This is on a docker install of 6.0.4 on a p3B and on a proxmox lxc clean vanilla install.
I have a domain, mydomain.com. All the machines on the local network resolve fine now I have disabled IPv6. However I have a few machines on the internet with external IPs. Before upgrading to 6.0.4 if I try to go to, say, www2.mydomain.com my machine happily went there even though it has an external IP address.
So the DNS request appears to not be forwarded when the pihole cannot recognise it.
I see it fine on my phone when it is on data.
I can fix it by adding a local DNS record for those domains but that seems crazy. I have unticked both the "Never forward" options but it made no difference.
services:
pihole:
container_name: pihole
image: pihole/pihole:latest
# For DHCP it is recommended to remove these ports and instead add: network_mode: "host"
network_mode: host
environment:
TZ: 'Europe/London'
volumes:
- './etc-pihole:/etc/pihole'
# I have one local.conf file in there which pushes out a second DNS to avoid the
# android sticking 8.8.8.8 in as a backup problem (see link below)
- './etc-dnsmasq.d:/etc/dnsmasq.d'
- './backups-tmp:/backup'
cap_add:
- NET_ADMIN # Required if you are using Pi-hole as your DHCP server, else not needed
restart: unless-stopped
Thanks. But I should also note that the exact same effect is achieved on a scripted vanilla install in a proxmox lxc in testing.
When configuring a local/search domain, Pi-hole v6 will enforce that it is only used locally, so DNS requests for associated names will not leak to public DNS servers, while at the same time reducing DNS traffic to public DNS servers that those servers won't be able to resolve anyway.
Usually, you'd use one of the domains reserved for private network usage, like .internal, .lan or .home.arpa.
In your case, you are using a public domain, mydomain.com.
Using a public domain as local domain may result in unexpected results when you then want local names to resolve to private range IPs.
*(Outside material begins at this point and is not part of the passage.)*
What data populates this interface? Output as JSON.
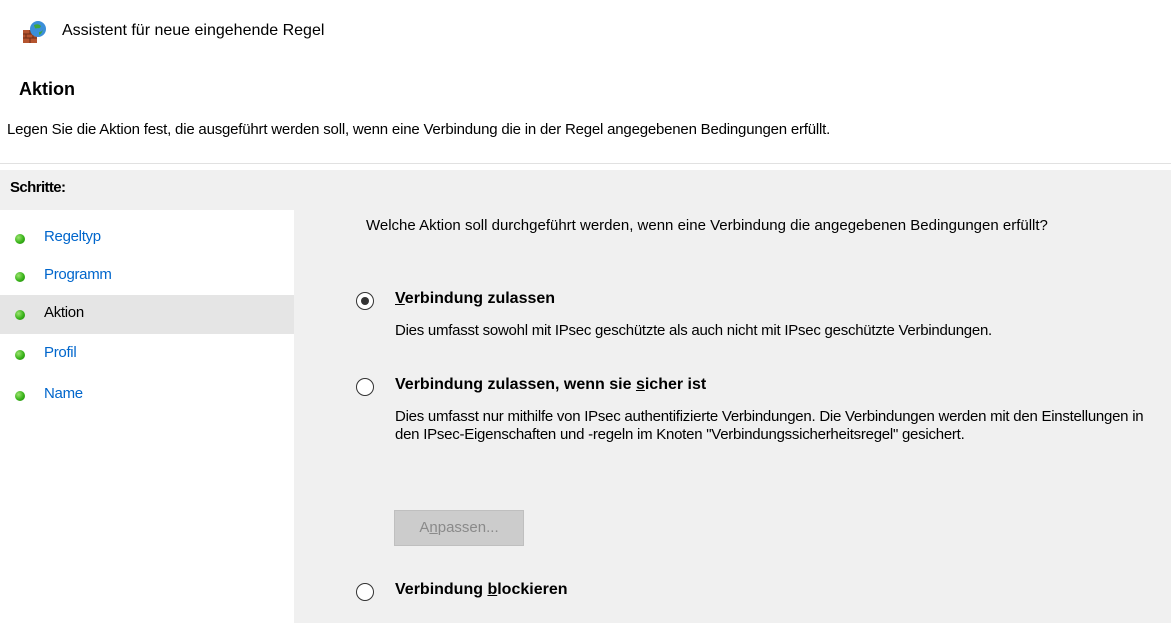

As you shadow public DNS records, you have to be careful to define all relevant DNS records. If you don't, lookups for a local domain may return a private IPv4 along with a public IPv6.
By keeping lookups for domains configured as Pi-hole's domain local, Pi-hole v6 now prevents those unexpected and unwanted resolution results.
To deal with your requirement of your public exposed domains to still resolve publically, you could use a subdomain of your local domain as Pi-hole's domain, e.g. home.mydomain.com.
That way, domains like nas.home.mydomain.com would be strictly subject to local resolution, and www2.mydomain.com would resolve publically, while you still may opt to shadow that with Local DNS records held by Pi-hole if required.
I think I am making it work - I have made a CNAME for myserver.mydomain.com which targets myserver.internal and set up Caddy to respond to both myserver.mydomain.com and myserver.internal. Fingers crossed but it is working. Certainly no mysterious extra DNS has appeared in the last 30 minutes and it usually has by now.
A postscript to this. The pihole 6 failed again with the mysterious extra DNS so I went to a backup of my pihole5 install and that got everything working properly. In the process I learned a bit more about the way to set things up as I tried to get everything in to the dnsmasq.d files and nothing in the interface. So I ended up with a completely new but reliable setup. It was running in docker on a proxmox lxc because this was the easiest way to get pihole5 working.
In all the troubleshooting of my new pihole6 I learned quite a lot:
Firefox hangs on to cached DNS like a beast. about:networking#dns gives a handy "Clear DNS Cache" button. But that is not enough.
Windows hangs on to the DNS cache too - even harder - you need to open an administrator console and run ipconfig /flushdns with elevated privileges to get it clean
Firefox mobile is hopeless too - you need to Clear data and start again
Testing on different browsers is very helpful to find where the real problem is
Ping Tools on android is very helpful
CNAME records are very useful - but the pihole must know (own) the name if it is going to work. (Before I had specified a lot of IP addresses but now I only do that for my three fixed IPs - gateway, pihole and promox.)
changing to domain name ".internal" has helped with troubleshooting, but I actually don't think I needed to do it. I am not going back though. It took a long time to rootle out all the places it was hard coded. Although names happily add .internal when I "ping machine" or "nslookup machine" I get 'machine.internal', but some devices refuse to accept "machine" - all my tasmota sockets need mqtt.internal not mqtt for example.
I never got to the bottom of why I was getting a secondary DNS appearing on my phone. I have not seen it since I wiped Firefox and was too stupid to be testing with another browser at that time. So maybe it was that.
Anyhow...
I couldn't believe that pihole6 was the problem so set about trying it again. I installed on the same machine with docker and configured pihole.toml very carefully in an effort to keep all of the config in there (which worked apart from the whitelisted domains which I think go in to the database.
I switched over and have had no problems at all other than the pihole6 in a docker container reporting high processor use even though the VM has about 0.1% CPU utilisation and top in the pihole container says average utilisation is 0.3%. That is for another thread.